What drove him into farming? 
He says one of the reasons he is calling upon fellow journalists to become farmers is drawn from the experience he went through following the sudden closure of CBS Radio in September, 2009, when he found himself without any income. “At first I thought it would be opened after a few days,” he narrated. “But weeks passed and it became clear we would be off the air for a very long time. That is when I decided to become a taxi driver using my car. I had to do so because I found myself without any food and no income at all. I remember what many fellow workers went through and it is mostly those that were into farming that managed to take the best care of their families during the entire thirteen months of the radio’s closure.”
He also said that the ongoing Covid-19 lockdowns have taught him the importance of farming. 
“So many people have left their homes in large towns and gone to rural areas where they still don’t know how to make ends meet,” he says.

Is farming really making good profits for him? 

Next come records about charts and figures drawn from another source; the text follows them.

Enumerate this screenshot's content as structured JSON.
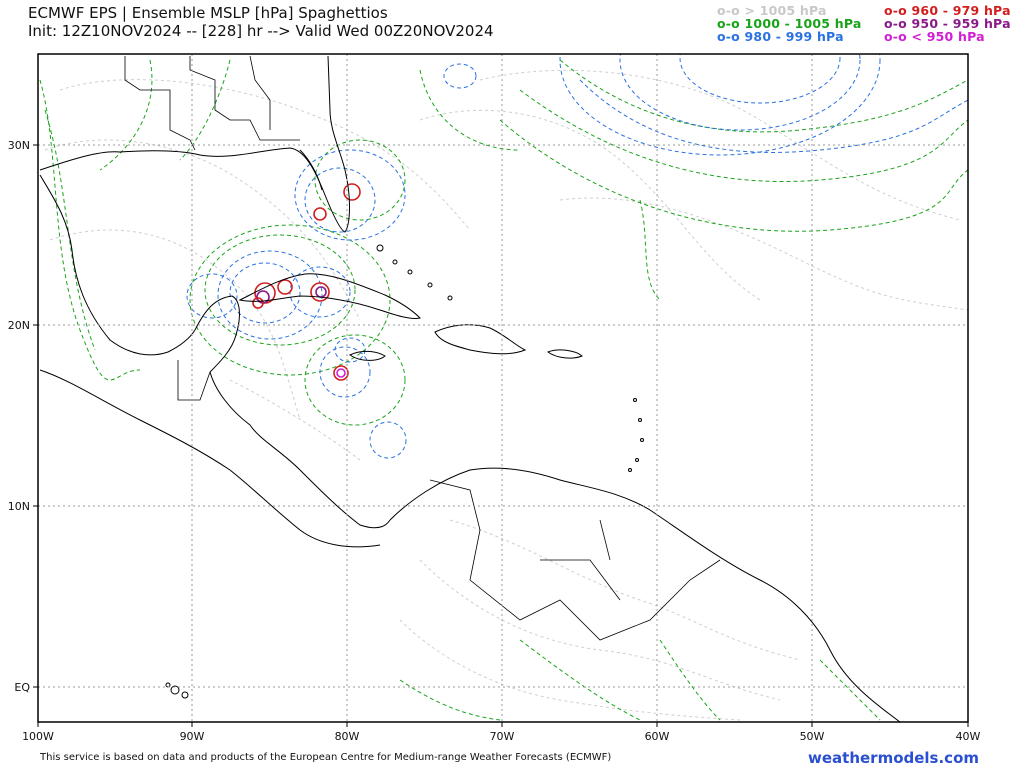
{
  "header": {
    "title_line1": "ECMWF EPS | Ensemble MSLP [hPa] Spaghettios",
    "title_line2": "Init: 12Z10NOV2024 -- [228] hr --> Valid Wed 00Z20NOV2024"
  },
  "legend": {
    "gt1005": {
      "marker": "o-o",
      "label": "> 1005 hPa",
      "color": "#c8c8c8"
    },
    "r1000_1005": {
      "marker": "o-o",
      "label": "1000 - 1005 hPa",
      "color": "#1aa31a"
    },
    "r980_999": {
      "marker": "o-o",
      "label": "980 - 999 hPa",
      "color": "#2a72e0"
    },
    "r960_979": {
      "marker": "o-o",
      "label": "960 - 979 hPa",
      "color": "#d21e1e"
    },
    "r950_959": {
      "marker": "o-o",
      "label": "950 - 959 hPa",
      "color": "#8a1a8a"
    },
    "lt950": {
      "marker": "o-o",
      "label": "< 950 hPa",
      "color": "#d21ed2"
    }
  },
  "axes": {
    "lon_labels": [
      "100W",
      "90W",
      "80W",
      "70W",
      "60W",
      "50W",
      "40W"
    ],
    "lat_labels": [
      "30N",
      "20N",
      "10N",
      "EQ"
    ]
  },
  "footer": {
    "credit": "This service is based on data and products of the European Centre for Medium-range Weather Forecasts (ECMWF)",
    "site": "weathermodels.com"
  }
}
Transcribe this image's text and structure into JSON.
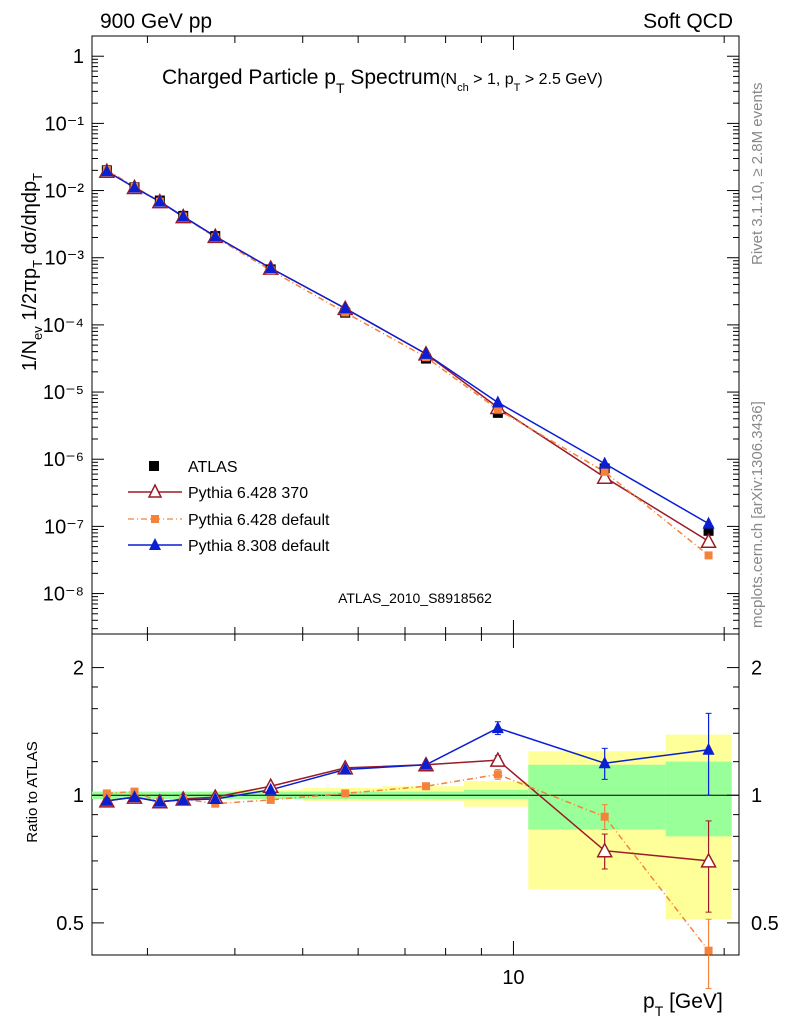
{
  "header": {
    "left": "900 GeV pp",
    "right": "Soft QCD"
  },
  "side": {
    "rivet": "Rivet 3.1.10, ≥ 2.8M events",
    "mcplots": "mcplots.cern.ch [arXiv:1306.3436]"
  },
  "title": {
    "main_a": "Charged Particle p",
    "main_sub": "T",
    "main_b": " Spectrum",
    "cuts_open": "(N",
    "cuts_sub1": "ch",
    "cuts_mid": " > 1, p",
    "cuts_sub2": "T",
    "cuts_close": " > 2.5 GeV)"
  },
  "watermark": "ATLAS_2010_S8918562",
  "axes": {
    "ylabel_top": "1/N_ev 1/2πp_T dσ/dηdp_T",
    "ylabel_bottom": "Ratio to ATLAS",
    "xlabel": "p_T  [GeV]",
    "xtick": "10",
    "top_ticks": [
      "1",
      "10⁻¹",
      "10⁻²",
      "10⁻³",
      "10⁻⁴",
      "10⁻⁵",
      "10⁻⁶",
      "10⁻⁷",
      "10⁻⁸"
    ],
    "ratio_ticks": [
      "2",
      "1",
      "0.5"
    ]
  },
  "legend": [
    {
      "name": "ATLAS",
      "color": "#000000",
      "marker": "square-filled"
    },
    {
      "name": "Pythia 6.428 370",
      "color": "#9c1a27",
      "marker": "triangle-open"
    },
    {
      "name": "Pythia 6.428 default",
      "color": "#f5823a",
      "marker": "square-small"
    },
    {
      "name": "Pythia 8.308 default",
      "color": "#0a1ed2",
      "marker": "triangle-filled"
    }
  ],
  "chart_data": {
    "type": "scatter",
    "xlabel": "p_T [GeV]",
    "ylabel": "1/N_ev 1/2πp_T dσ/dηdp_T",
    "xscale": "log",
    "yscale": "log",
    "xlim": [
      2.5,
      21
    ],
    "ylim": [
      2.5e-09,
      2.0
    ],
    "ratio_ylim": [
      0.42,
      2.4
    ],
    "x": [
      2.625,
      2.875,
      3.125,
      3.375,
      3.75,
      4.5,
      5.75,
      7.5,
      9.5,
      13.5,
      19.0
    ],
    "ref_band": {
      "edges": [
        2.5,
        2.75,
        3.0,
        3.25,
        3.5,
        4.0,
        5.0,
        6.5,
        8.5,
        10.5,
        16.5,
        20.5
      ],
      "stat_lo": [
        0.98,
        0.98,
        0.98,
        0.98,
        0.98,
        0.98,
        0.98,
        0.98,
        0.98,
        0.83,
        0.8
      ],
      "stat_hi": [
        1.02,
        1.02,
        1.02,
        1.02,
        1.02,
        1.02,
        1.02,
        1.02,
        1.03,
        1.18,
        1.2
      ],
      "tot_lo": [
        0.98,
        0.98,
        0.98,
        0.98,
        0.98,
        0.98,
        0.97,
        0.97,
        0.94,
        0.6,
        0.51
      ],
      "tot_hi": [
        1.02,
        1.02,
        1.02,
        1.02,
        1.02,
        1.03,
        1.04,
        1.05,
        1.08,
        1.27,
        1.39
      ]
    },
    "series": [
      {
        "name": "ATLAS",
        "values": [
          0.02,
          0.0112,
          0.0071,
          0.0042,
          0.0021,
          0.00067,
          0.000152,
          3.15e-05,
          4.9e-06,
          7.3e-07,
          8.6e-08
        ]
      },
      {
        "name": "Pythia 6.428 370",
        "values": [
          0.0194,
          0.0111,
          0.00685,
          0.0041,
          0.00208,
          0.0007,
          0.000176,
          3.7e-05,
          5.9e-06,
          5.4e-07,
          6e-08
        ],
        "ratio": [
          0.97,
          0.99,
          0.965,
          0.98,
          0.99,
          1.05,
          1.16,
          1.18,
          1.21,
          0.74,
          0.7
        ],
        "ratio_err": [
          0.01,
          0.01,
          0.01,
          0.01,
          0.01,
          0.01,
          0.01,
          0.01,
          0.03,
          0.07,
          0.17
        ]
      },
      {
        "name": "Pythia 6.428 default",
        "values": [
          0.0202,
          0.0114,
          0.00685,
          0.0041,
          0.00202,
          0.00065,
          0.000153,
          3.3e-05,
          5.5e-06,
          6.5e-07,
          3.7e-08
        ],
        "ratio": [
          1.01,
          1.02,
          0.965,
          0.98,
          0.955,
          0.975,
          1.01,
          1.05,
          1.12,
          0.89,
          0.43
        ],
        "ratio_err": [
          0.01,
          0.01,
          0.01,
          0.01,
          0.01,
          0.01,
          0.01,
          0.01,
          0.03,
          0.06,
          0.08
        ]
      },
      {
        "name": "Pythia 8.308 default",
        "values": [
          0.0194,
          0.0111,
          0.00685,
          0.0041,
          0.00208,
          0.0007,
          0.000176,
          3.7e-05,
          7e-06,
          8.6e-07,
          1.1e-07
        ],
        "ratio": [
          0.97,
          0.99,
          0.965,
          0.975,
          0.98,
          1.03,
          1.15,
          1.18,
          1.44,
          1.19,
          1.28
        ],
        "ratio_err": [
          0.01,
          0.01,
          0.01,
          0.01,
          0.01,
          0.01,
          0.01,
          0.01,
          0.05,
          0.1,
          0.28
        ]
      }
    ]
  }
}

“The truth is that it is just about two years ago that I set out to practise farming and I am making a few mistakes but this does not really stop me from going ahead with farming because every mistake made is a lesson learned. Most of the crops that I am growing take between three and four months to be ready for harvesting. I have a record of how much I invest with regard to inputs and wages. When I sell the commodities at a fair price I earn some profit. But we have to remember that in nearly all enterprises sometimes things don’t go the right way. The beauty with growing different crops on a farm is that if one crop fails another does well. Every now and again there is a crop to take to the market and we have eggs to sell every day.”

These days he drives a brand new Harrier car which could be one of the signs that he is making some money but he has a joke for anybody who compliments him about the car. He says he deserves to drive a large car since he is employed by the Kabaka, proprietor of Radio CBS.